Preserving the illusion of media freedom

Finally, the glue that holds the Orbán model together is (seemingly) plausible deniability. The government defends its press freedom record by pointing to the existence of critical media outlets, noting that some of these media remain market leaders. This is clearly misleading: the relevant metric is not the relative position of a single media outlet but the overall market picture, which is massively tilted in favour of pro-government media. Moreover, the reach of the (primarily online) independent media that still exist is mainly confined to Budapest, leaving voters in the rest of the country at the mercy of an all-encompassing pro-government narrative. And, in any event, these remaining independent media are under constant threat and in many cases suffer from a lack of financial resources.

Indeed, it would be a mistake to see Hungary’s surviving independent media as a significant thorn in Orbán’s side. Internationally, the existence of these media allows Orbán to maintain the illusion of freedom and pluralism on the international stage – placing the burden on critics to explain the relatively complex reasons why press freedom is under threat despite having media that regularly criticise the government. Domestically, therefore, the government doesn’t seek total control – nor does it need to: as our report emphasised, it only needs to ‘insulate enough of the public from critical information so as to maintain the party’s hold on power’. Thanks in part to Orbán’s clever reworking of electoral law, its power system can withstand urban free media bubbles so long as a critical mass of the public is fed exclusively or primarily the state narrative. This logic also implies that if this critical mass is threatened – possibly following the opposition takeover of mayorships in several large cities – then renewed pressure on existing independent media may follow.

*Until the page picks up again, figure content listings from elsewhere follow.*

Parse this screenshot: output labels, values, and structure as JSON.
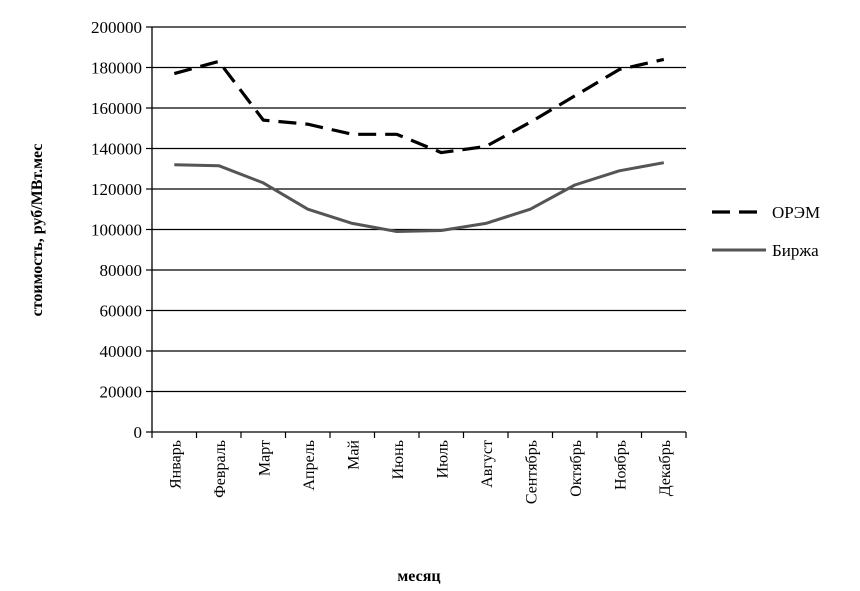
{
  "chart_data": {
    "type": "line",
    "title": "",
    "xlabel": "месяц",
    "ylabel": "стоимость, руб/МВт.мес",
    "ylim": [
      0,
      200000
    ],
    "ytick_step": 20000,
    "grid": true,
    "legend_position": "right",
    "categories": [
      "Январь",
      "Февраль",
      "Март",
      "Апрель",
      "Май",
      "Июнь",
      "Июль",
      "Август",
      "Сентябрь",
      "Октябрь",
      "Ноябрь",
      "Декабрь"
    ],
    "series": [
      {
        "name": "ОРЭМ",
        "style": "dashed",
        "color": "#000000",
        "values": [
          177000,
          183000,
          154000,
          152000,
          147000,
          147000,
          138000,
          141000,
          153000,
          166000,
          179000,
          184000
        ]
      },
      {
        "name": "Биржа",
        "style": "solid",
        "color": "#555555",
        "values": [
          132000,
          131500,
          123000,
          110000,
          103000,
          99000,
          99500,
          103000,
          110000,
          122000,
          129000,
          133000
        ]
      }
    ]
  }
}
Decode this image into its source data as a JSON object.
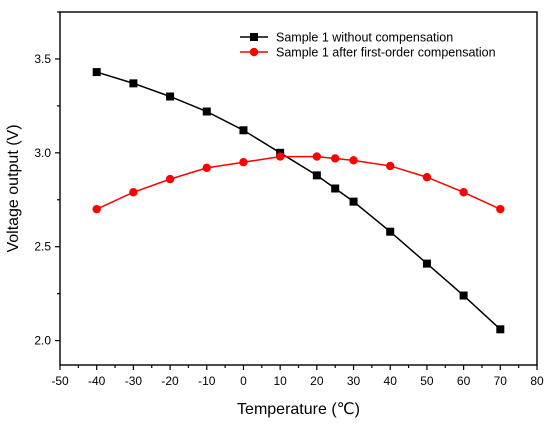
{
  "chart_data": {
    "type": "line",
    "xlabel": "Temperature (℃)",
    "ylabel": "Voltage output (V)",
    "xlim": [
      -50,
      80
    ],
    "ylim": [
      1.87,
      3.75
    ],
    "xticks": [
      -50,
      -40,
      -30,
      -20,
      -10,
      0,
      10,
      20,
      30,
      40,
      50,
      60,
      70,
      80
    ],
    "xtick_labels": [
      "-50",
      "-40",
      "-30",
      "-20",
      "-10",
      "0",
      "10",
      "20",
      "30",
      "40",
      "50",
      "60",
      "70",
      "80"
    ],
    "yticks": [
      2.0,
      2.5,
      3.0,
      3.5
    ],
    "ytick_labels": [
      "2.0",
      "2.5",
      "3.0",
      "3.5"
    ],
    "grid": false,
    "legend_position": "top-right",
    "series": [
      {
        "name": "Sample 1 without compensation",
        "color": "#000000",
        "marker": "square",
        "x": [
          -40,
          -30,
          -20,
          -10,
          0,
          10,
          20,
          25,
          30,
          40,
          50,
          60,
          70
        ],
        "y": [
          3.43,
          3.37,
          3.3,
          3.22,
          3.12,
          3.0,
          2.88,
          2.81,
          2.74,
          2.58,
          2.41,
          2.24,
          2.06
        ]
      },
      {
        "name": "Sample 1 after first-order compensation",
        "color": "#ff0000",
        "marker": "circle",
        "x": [
          -40,
          -30,
          -20,
          -10,
          0,
          10,
          20,
          25,
          30,
          40,
          50,
          60,
          70
        ],
        "y": [
          2.7,
          2.79,
          2.86,
          2.92,
          2.95,
          2.98,
          2.98,
          2.97,
          2.96,
          2.93,
          2.87,
          2.79,
          2.7
        ]
      }
    ]
  }
}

In our interviews with journalists and experts in Hungary, there was widespread disappointment about the role of the EU in particular in failing to uphold fundamental rights in the country. Brussels’s lack of action early in the past decade, when an array of new legislation concentrated media regulation in the hands of the government, is being used by Hungarian officials to claim that its actions are not opposed by the EU.

The EU has not yet fully recognised the manner in which the Orbán model operates, and what that implies in terms of a response. Brussels claims that it has no competence in the area of media freedom, which is technically true. But Orbán is not using the usual tools to crack down on the press. Rather, the subjugation of the Hungarian press has been accomplished by running roughshod over principles the EU was created to protect, chief among them free and fair market competition. The market-distorting concentration of media ownership and the misuse of state resources to benefit selected market players fall squarely within the EU’s competencies. Yet the European Commission has failed to act on at least two competition law complaints, one regarding state aid to the public broadcaster, filed in 2016, and one regarding the abuse of public advertising, filed in January 2019. With our mission and recent report, IPI is working to expose the functioning of the Orbán model and, in doing so, show that clear tools exist to combat its tools of media control. Whether sufficient political will exists to make use of these tools is, as always, a separate question. However, our report also makes clear the dangers of inaction: ‘The methods used in Hungary have not only gravely damaged the Hungarian public’s right to information, but they are also already being exported to neighbouring countries, both existing EU member states and candidate countries.’

The Orbán model is ripe for copying. Institutions in Brussels and elsewhere tasked with defending fundamental rights must become wise to its ways – and intervene in time.

Scott Griffen is deputy director of press freedom programmes at the International Press Institute (IPI), the Vienna-based organisation that defends press freedom and freedom of expression worldwide.